According to The New York Times, the U.S. hopes to develop conspiracy charges against Wikileaks editor Julian Assange.

Justice Department officials are trying to find out whether Mr. Assange encouraged or even helped the analyst, Pfc. Bradley Manning, to extract classified military and State Department files from a government computer system. If he did so, they believe they could charge him as a conspirator in the leak, not just as a passive recipient of the documents who then published them.

Among materials prosecutors are studying is an online chat log in which Private Manning is said to claim that he had been directly communicating with Mr. Assange using an encrypted Internet conferencing service as the soldier was downloading government files. Private Manning is also said to have claimed that Mr. Assange gave him access to a dedicated server for uploading some of them to WikiLeaks.

I’m sure they’ll figure out some trumped up charges, since the U.S. no longer operates under the rule of law.

From Raw Story, some TSA news:

Adrienne Durso, a resident of California, was selected for an enhanced pat-down after walking through a metal detector at Albuquerque International Sunport airport, according to a lawsuit.

Durso, a recent breast cancer survivor, said the TSA security officer forcefully searched the area of her recent mastectomy, leaving her in pain and on the verge of crying.

[….]

When her son [age 17] confronted a security supervisor about the incident, asking why his mother had been selected for a pat-down but not him, the supervisor allegedly replied that the son was not selected because “you don’t have boobs.”

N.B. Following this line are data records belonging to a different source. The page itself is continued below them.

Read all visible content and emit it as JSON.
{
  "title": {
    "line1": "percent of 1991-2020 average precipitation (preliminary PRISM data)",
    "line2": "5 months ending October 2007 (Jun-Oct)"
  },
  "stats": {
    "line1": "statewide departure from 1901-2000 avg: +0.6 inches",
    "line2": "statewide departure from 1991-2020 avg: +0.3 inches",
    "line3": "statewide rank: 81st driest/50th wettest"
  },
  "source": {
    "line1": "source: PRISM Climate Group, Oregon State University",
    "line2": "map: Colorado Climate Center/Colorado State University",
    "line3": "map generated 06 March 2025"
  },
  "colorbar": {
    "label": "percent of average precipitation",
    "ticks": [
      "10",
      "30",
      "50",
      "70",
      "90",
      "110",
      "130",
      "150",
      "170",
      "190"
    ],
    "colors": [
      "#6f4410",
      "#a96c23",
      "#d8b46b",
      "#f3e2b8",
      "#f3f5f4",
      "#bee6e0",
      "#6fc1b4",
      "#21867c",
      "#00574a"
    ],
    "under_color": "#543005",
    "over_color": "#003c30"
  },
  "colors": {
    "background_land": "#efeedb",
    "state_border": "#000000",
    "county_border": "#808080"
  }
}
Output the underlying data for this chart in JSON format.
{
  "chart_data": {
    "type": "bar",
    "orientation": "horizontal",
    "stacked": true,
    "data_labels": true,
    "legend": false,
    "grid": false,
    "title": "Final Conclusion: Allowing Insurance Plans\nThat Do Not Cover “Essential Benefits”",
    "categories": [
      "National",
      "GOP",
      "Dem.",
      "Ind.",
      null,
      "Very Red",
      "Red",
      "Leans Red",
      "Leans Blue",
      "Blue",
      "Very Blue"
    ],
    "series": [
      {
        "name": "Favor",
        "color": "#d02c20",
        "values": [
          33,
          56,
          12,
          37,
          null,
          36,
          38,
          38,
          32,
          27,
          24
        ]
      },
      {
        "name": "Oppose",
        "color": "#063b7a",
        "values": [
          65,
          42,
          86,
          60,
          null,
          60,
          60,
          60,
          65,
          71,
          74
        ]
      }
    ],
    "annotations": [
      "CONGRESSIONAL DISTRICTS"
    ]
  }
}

After her experience, Durso joined three other plaintiffs in a lawsuit against Homeland Security Secretary Janet Napolitano and TSA administrator John Pistole.

Nice, huh?

Finally, baseball fans will be saddened to learn that Hall of Fame pitcher Bob Feller has died. He was 92.

Bob Feller, who came off an Iowa farm with a dazzling fastball that made him a national celebrity at 17 and propelled him to the Hall of Fame as one of baseball’s greatest pitchers, died Wednesday at a hospice. He was 92.

[….]

Joining the Cleveland Indians in 1936, Feller became baseball’s biggest draw since Babe Ruth, throwing pitches that batters could barely see — fastballs approaching 100 miles an hour and curveballs and sinkers that fooled the sharpest eyes. He was Rapid Robert in the sports pages. As Yankees pitcher Lefty Gomez was said to have remarked after three Feller pitches blew by him, “That last one sounded a little low.”

A high-kicking right-hander, Feller was a major league phenomenon while still in high school in Van Meter, Iowa. His debut as an Indians starter, during his summer vacation, was spectacular: he struck out 15 batters.

Three weeks later he struck out 17, tying Dizzy Dean’s major league record. He pitched a no-hitter, the first of three in his 18-year career, when he was 21. (He went on to throw an astonishing 12 one-hitters.) He had more than 100 victories at age 22.

Feller was truly one of the greats.

Sooooo… what are you reading this morning?